Primate Linda Nicholls and National Bishop Susan Johnson, respective leaders of the Anglican and Lutheran churches in Canada, suggest that full communion between their two churches draws upon previous models while offering a testing ground for similar partnerships in other countries.
An early partnership between Anglican and Lutheran churches was the Porvoo Communion, established in 1992 between Anglican and Evangelical Lutheran churches predominantly in Northern Europe.
However, as Bishop Johnson notes, “that has far less practical application because there are very few in each other’s churches.” Many churches in the Porvoo Communion, such as the Church of England, are state churches that predominate in their respective nations.

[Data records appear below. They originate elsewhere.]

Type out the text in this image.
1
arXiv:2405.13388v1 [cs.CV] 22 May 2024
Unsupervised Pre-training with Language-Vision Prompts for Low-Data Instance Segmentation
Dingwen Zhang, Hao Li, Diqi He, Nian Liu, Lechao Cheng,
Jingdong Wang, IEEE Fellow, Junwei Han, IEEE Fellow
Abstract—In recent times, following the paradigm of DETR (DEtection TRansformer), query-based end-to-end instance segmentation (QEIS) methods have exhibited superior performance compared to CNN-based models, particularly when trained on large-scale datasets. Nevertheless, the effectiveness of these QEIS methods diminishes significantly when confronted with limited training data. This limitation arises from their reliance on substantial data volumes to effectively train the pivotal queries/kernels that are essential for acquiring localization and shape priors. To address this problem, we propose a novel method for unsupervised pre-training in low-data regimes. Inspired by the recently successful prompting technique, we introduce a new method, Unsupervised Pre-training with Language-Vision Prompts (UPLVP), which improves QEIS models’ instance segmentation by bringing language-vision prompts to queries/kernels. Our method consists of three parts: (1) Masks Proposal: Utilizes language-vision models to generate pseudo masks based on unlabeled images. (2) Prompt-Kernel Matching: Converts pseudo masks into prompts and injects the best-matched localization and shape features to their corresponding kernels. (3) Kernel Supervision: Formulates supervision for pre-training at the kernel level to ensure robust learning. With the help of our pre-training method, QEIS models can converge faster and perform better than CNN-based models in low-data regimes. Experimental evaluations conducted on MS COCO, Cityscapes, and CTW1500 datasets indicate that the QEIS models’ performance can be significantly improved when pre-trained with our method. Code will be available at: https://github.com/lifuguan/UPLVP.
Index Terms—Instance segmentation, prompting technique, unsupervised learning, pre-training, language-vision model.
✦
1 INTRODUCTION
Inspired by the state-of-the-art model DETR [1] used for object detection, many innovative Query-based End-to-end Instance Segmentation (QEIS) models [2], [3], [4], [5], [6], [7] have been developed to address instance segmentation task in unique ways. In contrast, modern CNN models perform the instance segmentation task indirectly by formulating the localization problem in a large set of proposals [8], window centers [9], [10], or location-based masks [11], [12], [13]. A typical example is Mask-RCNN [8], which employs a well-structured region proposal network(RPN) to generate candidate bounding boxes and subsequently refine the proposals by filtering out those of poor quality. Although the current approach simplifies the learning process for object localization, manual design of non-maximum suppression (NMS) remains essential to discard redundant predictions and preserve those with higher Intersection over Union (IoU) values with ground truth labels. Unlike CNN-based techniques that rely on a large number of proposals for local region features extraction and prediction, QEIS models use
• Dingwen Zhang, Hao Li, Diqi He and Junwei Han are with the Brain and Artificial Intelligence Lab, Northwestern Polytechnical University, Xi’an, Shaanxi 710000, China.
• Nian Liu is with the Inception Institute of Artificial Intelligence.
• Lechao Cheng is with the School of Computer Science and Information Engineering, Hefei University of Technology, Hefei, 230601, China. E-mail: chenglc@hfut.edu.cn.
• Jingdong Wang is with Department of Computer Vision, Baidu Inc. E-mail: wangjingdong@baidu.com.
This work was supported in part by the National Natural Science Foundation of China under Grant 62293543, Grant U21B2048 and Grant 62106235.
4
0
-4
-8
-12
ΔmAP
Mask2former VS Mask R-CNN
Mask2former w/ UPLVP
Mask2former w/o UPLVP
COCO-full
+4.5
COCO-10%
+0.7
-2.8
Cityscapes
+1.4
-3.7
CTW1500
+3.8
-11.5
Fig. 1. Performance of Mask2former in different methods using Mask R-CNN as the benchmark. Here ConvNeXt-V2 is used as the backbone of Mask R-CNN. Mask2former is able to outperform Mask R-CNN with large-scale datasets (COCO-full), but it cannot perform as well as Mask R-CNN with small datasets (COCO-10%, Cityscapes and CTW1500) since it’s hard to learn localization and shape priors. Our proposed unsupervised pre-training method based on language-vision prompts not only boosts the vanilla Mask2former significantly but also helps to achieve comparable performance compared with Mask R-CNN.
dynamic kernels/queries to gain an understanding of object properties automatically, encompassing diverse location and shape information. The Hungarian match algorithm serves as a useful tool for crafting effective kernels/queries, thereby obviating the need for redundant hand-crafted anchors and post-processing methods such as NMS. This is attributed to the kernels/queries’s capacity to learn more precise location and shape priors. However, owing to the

“You don’t get a lot of Anglicans in Sweden or Norway or Finland or Estonia or whoever’s a part of that,” Johnson says. “But it does allow for exchange of clergy and exchange of memberships.”
In the case of the Anglican and Lutheran churches in Canada, she adds, “we’re talking about two churches living on the same territory in more or less equal numbers, comparatively. So it allows us to do different things.

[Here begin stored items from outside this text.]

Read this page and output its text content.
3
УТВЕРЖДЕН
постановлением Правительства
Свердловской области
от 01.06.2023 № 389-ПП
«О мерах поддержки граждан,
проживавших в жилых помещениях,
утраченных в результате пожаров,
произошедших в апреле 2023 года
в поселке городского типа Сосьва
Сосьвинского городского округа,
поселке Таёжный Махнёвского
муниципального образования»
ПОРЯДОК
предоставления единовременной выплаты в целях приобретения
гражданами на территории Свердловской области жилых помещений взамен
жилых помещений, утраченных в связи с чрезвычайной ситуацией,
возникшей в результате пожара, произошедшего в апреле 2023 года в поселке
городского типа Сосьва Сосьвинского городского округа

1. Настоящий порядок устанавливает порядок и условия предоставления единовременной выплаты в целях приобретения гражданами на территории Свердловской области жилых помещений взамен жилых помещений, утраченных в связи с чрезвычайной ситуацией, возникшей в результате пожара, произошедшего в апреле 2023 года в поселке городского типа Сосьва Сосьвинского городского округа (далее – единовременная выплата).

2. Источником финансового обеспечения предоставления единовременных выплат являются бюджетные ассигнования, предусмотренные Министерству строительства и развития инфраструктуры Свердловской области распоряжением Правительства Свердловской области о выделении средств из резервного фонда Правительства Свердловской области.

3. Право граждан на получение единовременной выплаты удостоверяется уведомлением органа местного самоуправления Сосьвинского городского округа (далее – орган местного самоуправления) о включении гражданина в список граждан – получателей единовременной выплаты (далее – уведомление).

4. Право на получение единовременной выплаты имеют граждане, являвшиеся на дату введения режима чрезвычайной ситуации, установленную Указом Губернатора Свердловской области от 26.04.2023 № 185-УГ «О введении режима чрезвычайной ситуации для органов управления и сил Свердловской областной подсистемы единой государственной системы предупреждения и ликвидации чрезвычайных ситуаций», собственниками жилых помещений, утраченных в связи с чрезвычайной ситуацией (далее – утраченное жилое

“There are a number of other relationships involving Anglicans and involving Lutherans in other churches in other areas. But I think we’re the ones who have taken it the farthest in terms of the work we do and the partnerships we have.”
A major influence on the full communion partnership in Canada was the similar agreement between The Episcopal Church and the Evangelical Lutheran Church in America. The two U.S. churches have been in full communion since 1999, although they did not sign a formal agreement until 2001.

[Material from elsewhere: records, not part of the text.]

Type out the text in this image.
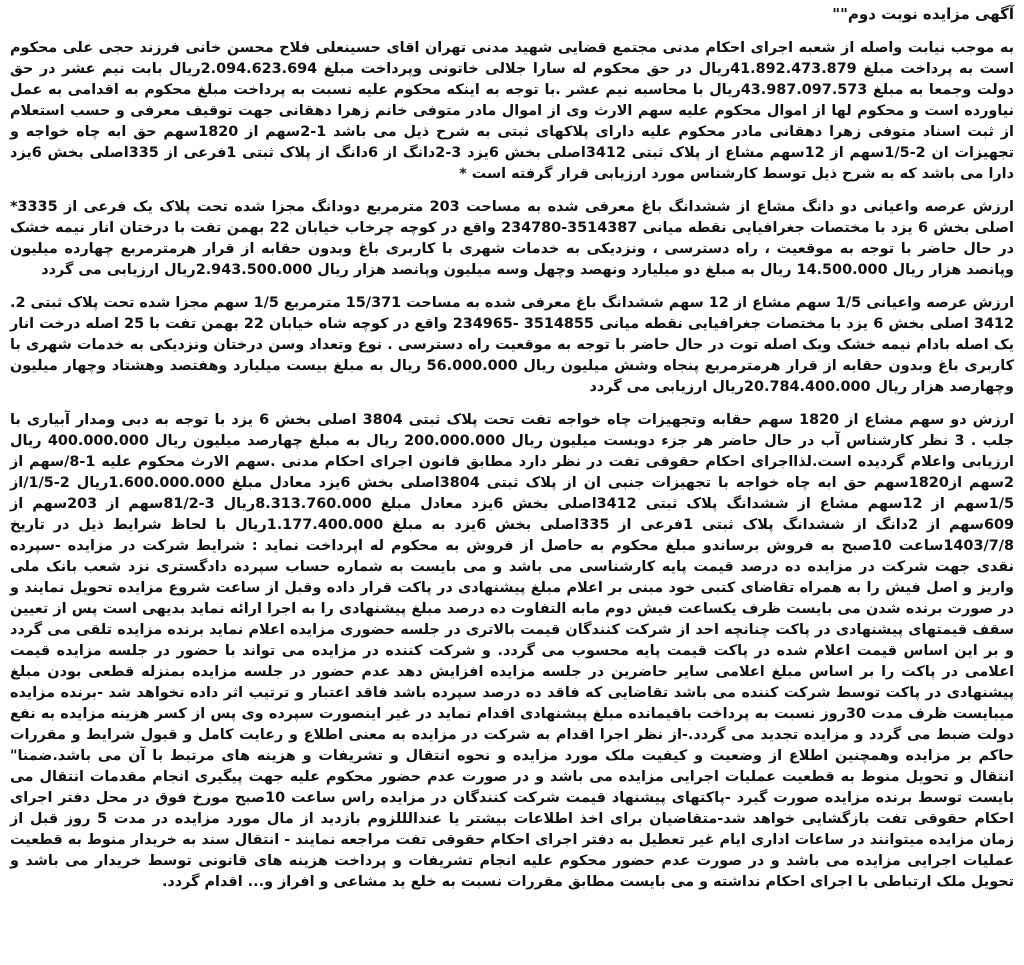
آگهی مزایده نوبت دوم""
به موجب نیابت واصله از شعبه اجرای احکام مدنی مجتمع قضایی شهید مدنی تهران اقای حسینعلی فلاح محسن خانی فرزند حجی علی محکوم است به پرداخت مبلغ 41.892.473.879ریال در حق محکوم له سارا جلالی خاتونی وپرداخت مبلغ 2.094.623.694ریال بابت نیم عشر در حق دولت وجمعا به مبلغ 43.987.097.573ریال با محاسبه نیم عشر .با توجه به اینکه محکوم علیه نسبت به پرداخت مبلغ محکوم به اقدامی به عمل نیاورده است و محکوم لها از اموال محکوم علیه سهم الارث وی از اموال مادر متوفی خانم زهرا دهقانی جهت توقیف معرفی و حسب استعلام از ثبت اسناد متوفی زهرا دهقانی مادر محکوم علیه دارای پلاکهای ثبتی به شرح ذیل می باشد 1-2سهم از 1820سهم حق ابه چاه خواجه و تجهیزات ان 2-1/5سهم از 12سهم مشاع از پلاک ثبتی 3412اصلی بخش 6یزد 3-2دانگ از 6دانگ از پلاک ثبتی 1فرعی از 335اصلی بخش 6یزد دارا می باشد که به شرح ذیل توسط کارشناس مورد ارزیابی قرار گرفته است *
ارزش عرصه واعیانی دو دانگ مشاع از ششدانگ باغ معرفی شده به مساحت 203 مترمربع دودانگ مجزا شده تحت پلاک یک فرعی از 3335* اصلی بخش 6 یزد با مختصات جغرافیایی نقطه میانی 3514387-234780 واقع در کوچه چرخاب خیابان 22 بهمن تفت با درختان انار نیمه خشک در حال حاضر با توجه به موقعیت ، راه دسترسی ، ونزدیکی به خدمات شهری با کاربری باغ وبدون حقابه از قرار هرمترمربع چهارده میلیون وپانصد هزار ریال 14.500.000 ریال به مبلغ دو میلیارد ونهصد وچهل وسه میلیون وپانصد هزار ریال 2.943.500.000ریال ارزیابی می گردد
ارزش عرصه واعیانی 1/5 سهم مشاع از 12 سهم ششدانگ باغ معرفی شده به مساحت 15/371 مترمربع 1/5 سهم مجزا شده تحت پلاک ثبتی 2. 3412 اصلی بخش 6 یزد با مختصات جغرافیایی نقطه میانی 3514855 -234965 واقع در کوچه شاه خیابان 22 بهمن تفت با 25 اصله درخت انار یک اصله بادام نیمه خشک ویک اصله توت در حال حاضر با توجه به موقعیت راه دسترسی . نوع وتعداد وسن درختان ونزدیکی به خدمات شهری با کاربری باغ وبدون حقابه از قرار هرمترمربع پنجاه وشش میلیون ریال 56.000.000 ریال به مبلغ بیست میلیارد وهفتصد وهشتاد وچهار میلیون وچهارصد هزار ریال 20.784.400.000ریال ارزیابی می گردد
ارزش دو سهم مشاع از 1820 سهم حقابه وتجهیزات چاه خواجه تفت تحت پلاک ثبتی 3804 اصلی بخش 6 یزد با توجه به دبی ومدار آبیاری با جلب . 3 نظر کارشناس آب در حال حاضر هر جزء دویست میلیون ریال 200.000.000 ریال به مبلغ چهارصد میلیون ریال 400.000.000 ریال ارزیابی واعلام گردیده است.لذااجرای احکام حقوقی تفت در نظر دارد مطابق قانون اجرای احکام مدنی .سهم الارث محکوم علیه 1-8/سهم از 2سهم از1820سهم حق ابه چاه خواجه با تجهیزات جنبی ان از پلاک ثبتی 3804اصلی بخش 6یزد معادل مبلغ 1.600.000.000ریال 2-1/5/از 1/5سهم از 12سهم مشاع از ششدانگ پلاک ثبتی 3412اصلی بخش 6یزد معادل مبلغ 8.313.760.000ریال 3-81/2سهم از 203سهم از 609سهم از 2دانگ از ششدانگ پلاک ثبتی 1فرعی از 335اصلی بخش 6یزد به مبلغ 1.177.400.000ریال با لحاظ شرایط ذیل در تاریخ 1403/7/8ساعت 10صبح به فروش برساندو مبلغ محکوم به حاصل از فروش به محکوم له اپرداخت نماید : شرایط شرکت در مزایده -سپرده نقدی جهت شرکت در مزایده ده درصد قیمت پایه کارشناسی می باشد و می بایست به شماره حساب سپرده دادگستری نزد شعب بانک ملی واریز و اصل فیش را به همراه تقاضای کتبی خود مبنی بر اعلام مبلغ پیشنهادی در پاکت قرار داده وقبل از ساعت شروع مزایده تحویل نمایند و در صورت برنده شدن می بایست ظرف یکساعت فیش دوم مابه التفاوت ده درصد مبلغ پیشنهادی را به اجرا ارائه نماید بدیهی است پس از تعیین سقف قیمتهای پیشنهادی در پاکت چنانچه احد از شرکت کنندگان قیمت بالاتری در جلسه حضوری مزایده اعلام نماید برنده مزایده تلقی می گردد و بر این اساس قیمت اعلام شده در پاکت قیمت پایه محسوب می گردد. و شرکت کننده در مزایده می تواند با حضور در جلسه مزایده قیمت اعلامی در پاکت را بر اساس مبلغ اعلامی سایر حاضرین در جلسه مزایده افزایش دهد عدم حضور در جلسه مزایده بمنزله قطعی بودن مبلغ پیشنهادی در پاکت توسط شرکت کننده می باشد تقاضایی که فاقد ده درصد سپرده باشد فاقد اعتبار و ترتیب اثر داده نخواهد شد -برنده مزایده میبایست ظرف مدت 30روز نسبت به پرداخت باقیمانده مبلغ پیشنهادی اقدام نماید در غیر اینصورت سپرده وی پس از کسر هزینه مزایده به نفع دولت ضبط می گردد و مزایده تجدید می گردد.-از نظر اجرا اقدام به شرکت در مزایده به معنی اطلاع و رعایت کامل و قبول شرایط و مقررات حاکم بر مزایده وهمچنین اطلاع از وضعیت و کیفیت ملک مورد مزایده و نحوه انتقال و تشریفات و هزینه های مرتبط با آن می باشد.ضمنا" انتقال و تحویل منوط به قطعیت عملیات اجرایی مزایده می باشد و در صورت عدم حضور محکوم علیه جهت پیگیری انجام مقدمات انتقال می بایست توسط برنده مزایده صورت گیرد -پاکتهای پیشنهاد قیمت شرکت کنندگان در مزایده راس ساعت 10صبح مورخ فوق در محل دفتر اجرای احکام حقوقی تفت بازگشایی خواهد شد-متقاضیان برای اخذ اطلاعات بیشتر یا عندالللزوم بازدید از مال مورد مزایده در مدت 5 روز قبل از زمان مزایده میتوانند در ساعات اداری ایام غیر تعطیل به دفتر اجرای احکام حقوقی تفت مراجعه نمایند - انتقال سند به خریدار منوط به قطعیت عملیات اجرایی مزایده می باشد و در صورت عدم حضور محکوم علیه انجام تشریفات و پرداخت هزینه های قانونی توسط خریدار می باشد و تحویل ملک ارتباطی با اجرای احکام نداشته و می بایست مطابق مقررات نسبت به خلع ید مشاعی و افراز و... اقدام گردد.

“I was at the signing ceremony, and it had failed the first time it went in front of the Lutherans,” Johnson recalls. “So we learned a lot from that failure as we prepared for [the Waterloo Declaration] in 2001 … Sometimes you learn from failures as much as you learn from successes.”
“I think both our agreement and the one in the States are kind of forerunners,” Nicholls adds.
“We’re the ones that are testing it out, and testing it out because we need to. We need to on the ground. We need to be pointing to that unity as churches. It doesn’t require us to be identical, but can show us working together and having a stronger voice because we do work together.”
A growing four-way partnership between these churches in Canada and the United States has emerged, now called Churches Beyond Borders. Johnson highlights how work of the different churches can complement each other in different areas, such as dismantling racism.
“There’s a lot more work being done in the States in terms of anti-Black racism,” the national bishop says. “But there’s more work being done in Canada in terms of racism against Indigenous peoples. So we’re bringing those things together in terms of racism and our work there.
“We can learn from each other and share gifts with each other, which is the whole point of a full communion.”
Meanwhile, dialogues involving the Anglican Communion and Lutheran World Federation have continued at the international level.
From work together in the Joint Declaration on the Doctrine of Justification group, the Anglican Lutheran International Commission on Unity and Mission (ALICUM) has been established to find new areas for shared work between the two denominations. ALICUM is modelled on the similar International Anglican-Roman Catholic Commission on Unity in Mission (IARCCUM).
Nicholls says that the work of ALICUM “will concentrate on supporting local cooperation in mission and ministry between Anglicans and Lutherans. Like IARCCUM, which was the Roman Catholic version, it’s looking for ways to nurture support and lift up places where Anglicans and Lutherans are working on the ground together.”